Eine Myokardbiopsie soll nur bei akuter Herzinsuffizienz mit hämodynamischer Kompromittierung durchgeführt werden, die Indikationsstellung sollte aufgrund der Invasivität und der oft limitierten therapeutischen Konsequenz sehr streng sein.
Der Krankheitsverlauf ist sehr unterschiedlich, meist gutartig und selbstlimitierend, allerdings ist umgekehrt eine Myokarditis bei knapp 10 % aller Patienten mit plötzlichem Herztod beschrieben. Insbesondere bei jungen Sportlern ist dies eine der häufigsten Ursachen eines plötzlichen Herztods.

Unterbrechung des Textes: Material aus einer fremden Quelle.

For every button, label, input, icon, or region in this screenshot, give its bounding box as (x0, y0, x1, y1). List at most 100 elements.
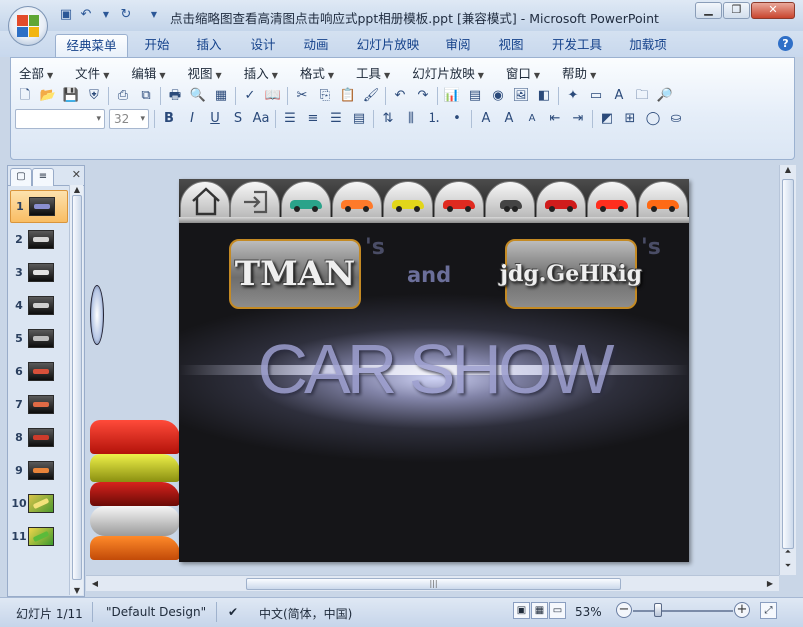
publish-icon[interactable]: ⧉ (136, 86, 156, 106)
menu-insert[interactable]: 插入 ▼ (244, 63, 278, 82)
slide-thumb[interactable]: 9 (10, 454, 68, 487)
language-indicator[interactable]: 中文(简体，中国) (259, 605, 352, 622)
slide-thumb[interactable]: 11 (10, 520, 68, 553)
shape-icon[interactable]: ◯ (643, 109, 663, 129)
undo-icon[interactable]: ↶ (78, 7, 94, 23)
preview-icon[interactable]: 🔍 (188, 86, 208, 106)
clip-art-icon[interactable]: ◉ (488, 86, 508, 106)
scroll-up-icon[interactable]: ▲ (70, 185, 84, 194)
zoom-out-button[interactable]: − (616, 602, 632, 618)
tab-outline[interactable]: ≡ (32, 168, 54, 186)
numbering-icon[interactable]: ⒈ (424, 109, 444, 129)
slide-thumb[interactable]: 1 (10, 190, 68, 223)
fit-to-window-button[interactable]: ⤢ (760, 602, 777, 619)
editor-vertical-scrollbar[interactable]: ▲ ⏶ ⏷ (779, 165, 796, 575)
car-nav-button[interactable] (638, 181, 688, 219)
zoom-slider-thumb[interactable] (654, 603, 662, 617)
car-nav-button[interactable] (536, 181, 586, 219)
slide-thumb[interactable]: 3 (10, 256, 68, 289)
next-slide-icon[interactable]: ⏷ (780, 561, 796, 571)
slide-canvas[interactable]: TMAN 's and jdg.GeHRig 's CAR SHOW (179, 179, 689, 562)
tab-developer[interactable]: 开发工具 (546, 34, 608, 57)
font-name-combo[interactable] (15, 109, 105, 129)
scroll-right-icon[interactable]: ▶ (763, 579, 777, 588)
text-direction-icon[interactable]: ⇅ (378, 109, 398, 129)
open-icon[interactable]: 📂 (38, 86, 58, 106)
scroll-thumb[interactable] (72, 195, 82, 580)
cut-icon[interactable]: ✂ (292, 86, 312, 106)
align-center-icon[interactable]: ≡ (303, 109, 323, 129)
scroll-thumb[interactable] (782, 179, 794, 549)
tab-insert[interactable]: 插入 (190, 34, 228, 57)
italic-icon[interactable]: I (182, 109, 202, 129)
decrease-font-icon[interactable]: A (522, 109, 542, 129)
font-size-combo[interactable]: 32 (109, 109, 149, 129)
text-box-icon[interactable]: A (609, 86, 629, 106)
fill-icon[interactable]: ⛀ (666, 109, 686, 129)
tab-view[interactable]: 视图 (492, 34, 530, 57)
tab-slides[interactable]: ▢ (10, 168, 32, 186)
editor-horizontal-scrollbar[interactable]: ◀ ||| ▶ (86, 575, 779, 591)
menu-window[interactable]: 窗口 ▼ (506, 63, 540, 82)
left-name-badge[interactable]: TMAN (229, 239, 361, 309)
tab-slideshow[interactable]: 幻灯片放映 (352, 34, 424, 57)
car-nav-button[interactable] (587, 181, 637, 219)
color-grayscale-icon[interactable]: ◧ (534, 86, 554, 106)
scroll-thumb[interactable]: ||| (246, 578, 621, 590)
new-slide-icon[interactable]: ⊞ (620, 109, 640, 129)
format-painter-icon[interactable]: 🖌 (361, 86, 381, 106)
slide-thumb[interactable]: 8 (10, 421, 68, 454)
slides-pane-scrollbar[interactable]: ▲ ▼ (69, 185, 83, 595)
insert-chart-icon[interactable]: 📊 (442, 86, 462, 106)
slide-layout-icon[interactable]: ▭ (586, 86, 606, 106)
exit-nav-button[interactable] (230, 181, 280, 219)
tab-design[interactable]: 设计 (244, 34, 282, 57)
columns-icon[interactable]: ⫼ (401, 109, 421, 129)
slide-sorter-view-button[interactable]: ▦ (531, 602, 548, 619)
home-nav-button[interactable] (180, 181, 230, 219)
chevron-down-icon[interactable]: ▼ (98, 7, 114, 23)
slideshow-view-button[interactable]: ▭ (549, 602, 566, 619)
scroll-up-icon[interactable]: ▲ (780, 165, 796, 174)
font-color-icon[interactable]: A (476, 109, 496, 129)
slide-headline[interactable]: CAR SHOW (179, 329, 689, 409)
normal-view-button[interactable]: ▣ (513, 602, 530, 619)
redo-icon[interactable]: ↻ (118, 7, 134, 23)
menu-tools[interactable]: 工具 ▼ (356, 63, 390, 82)
car-nav-button[interactable] (383, 181, 433, 219)
design-icon[interactable]: ◩ (597, 109, 617, 129)
bold-icon[interactable]: B (159, 109, 179, 129)
print-preview-icon[interactable]: ⎙ (113, 86, 133, 106)
right-name-badge[interactable]: jdg.GeHRig (500, 239, 642, 309)
car-nav-button[interactable] (332, 181, 382, 219)
menu-file[interactable]: 文件 ▼ (75, 63, 109, 82)
slide-thumb[interactable]: 2 (10, 223, 68, 256)
insert-table-icon[interactable]: ▤ (465, 86, 485, 106)
previous-slide-icon[interactable]: ⏶ (780, 547, 796, 557)
slide-thumb[interactable]: 4 (10, 289, 68, 322)
insert-picture-icon[interactable]: 🖼 (511, 86, 531, 106)
theme-name[interactable]: "Default Design" (106, 605, 206, 619)
redo-icon[interactable]: ↷ (413, 86, 433, 106)
customize-qat-icon[interactable]: ▼ (146, 7, 162, 23)
paste-icon[interactable]: 📋 (338, 86, 358, 106)
grid-icon[interactable]: ▦ (211, 86, 231, 106)
zoom-icon[interactable]: 🔎 (655, 86, 675, 106)
tab-animation[interactable]: 动画 (297, 34, 335, 57)
change-case-icon[interactable]: Aa (251, 109, 271, 129)
car-nav-button[interactable] (434, 181, 484, 219)
undo-icon[interactable]: ↶ (390, 86, 410, 106)
scroll-left-icon[interactable]: ◀ (88, 579, 102, 588)
slide-thumb[interactable]: 7 (10, 388, 68, 421)
tab-classic-menu[interactable]: 经典菜单 (55, 34, 128, 57)
new-icon[interactable]: 🗋 (15, 86, 35, 106)
scroll-down-icon[interactable]: ▼ (70, 586, 84, 595)
zoom-level[interactable]: 53% (575, 605, 602, 619)
help-icon[interactable]: ? (778, 36, 793, 51)
tab-review[interactable]: 审阅 (439, 34, 477, 57)
slide-thumb[interactable]: 5 (10, 322, 68, 355)
close-icon[interactable]: ✕ (72, 168, 81, 181)
underline-icon[interactable]: U (205, 109, 225, 129)
open-folder-icon[interactable]: 🗀 (632, 86, 652, 106)
shadow-icon[interactable]: S (228, 109, 248, 129)
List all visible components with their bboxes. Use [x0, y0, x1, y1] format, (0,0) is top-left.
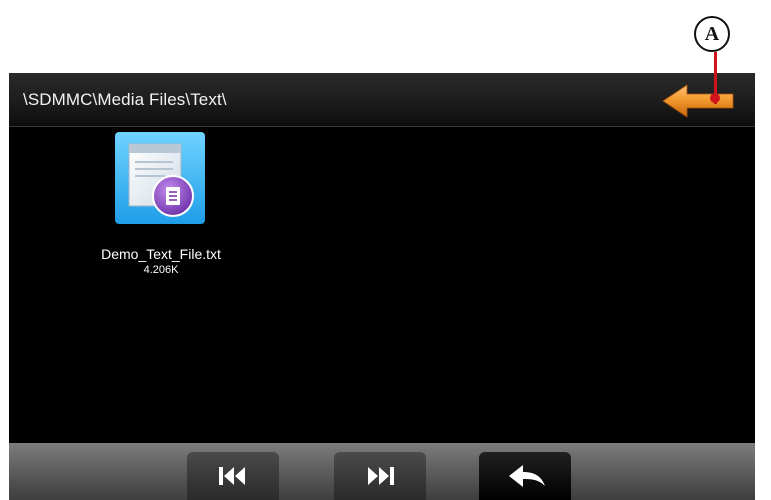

Therapie: Die Therapie bei Myokarditis richtet sich nach den Komplikationen. Wichtig ist, keine NSAR-Gabe routinemäßig zu verordnen, da diese in manchen Studien mit einer erhöhten Mortalität einhergegangen ist. Bei reduzierter Linksventrikelfunktion soll eine Herzinsuffizienztherapie etabliert werden, bei akutem fulminantem Verlauf kann es auch zum Einsatz von Herz-Lungen-Maschinen auf den Intensivstationen kommen. Zum Schutz vor einer lebensbedrohlichen malignen Arrhythmie kann eine tragbare Herzschrittmacher-Weste (LifeVest) für 3 Monate erwogen werden. Eine körperliche Schonung soll jedenfalls für 6 Monate bzw. bis zur Erholung der ventrikulären Funktion strikt eingehalten werden, da die körperliche Belastung ein Trigger für potenzielle maligne Arrhythmien und konsekutiven plötzlichen Herztod sein kann.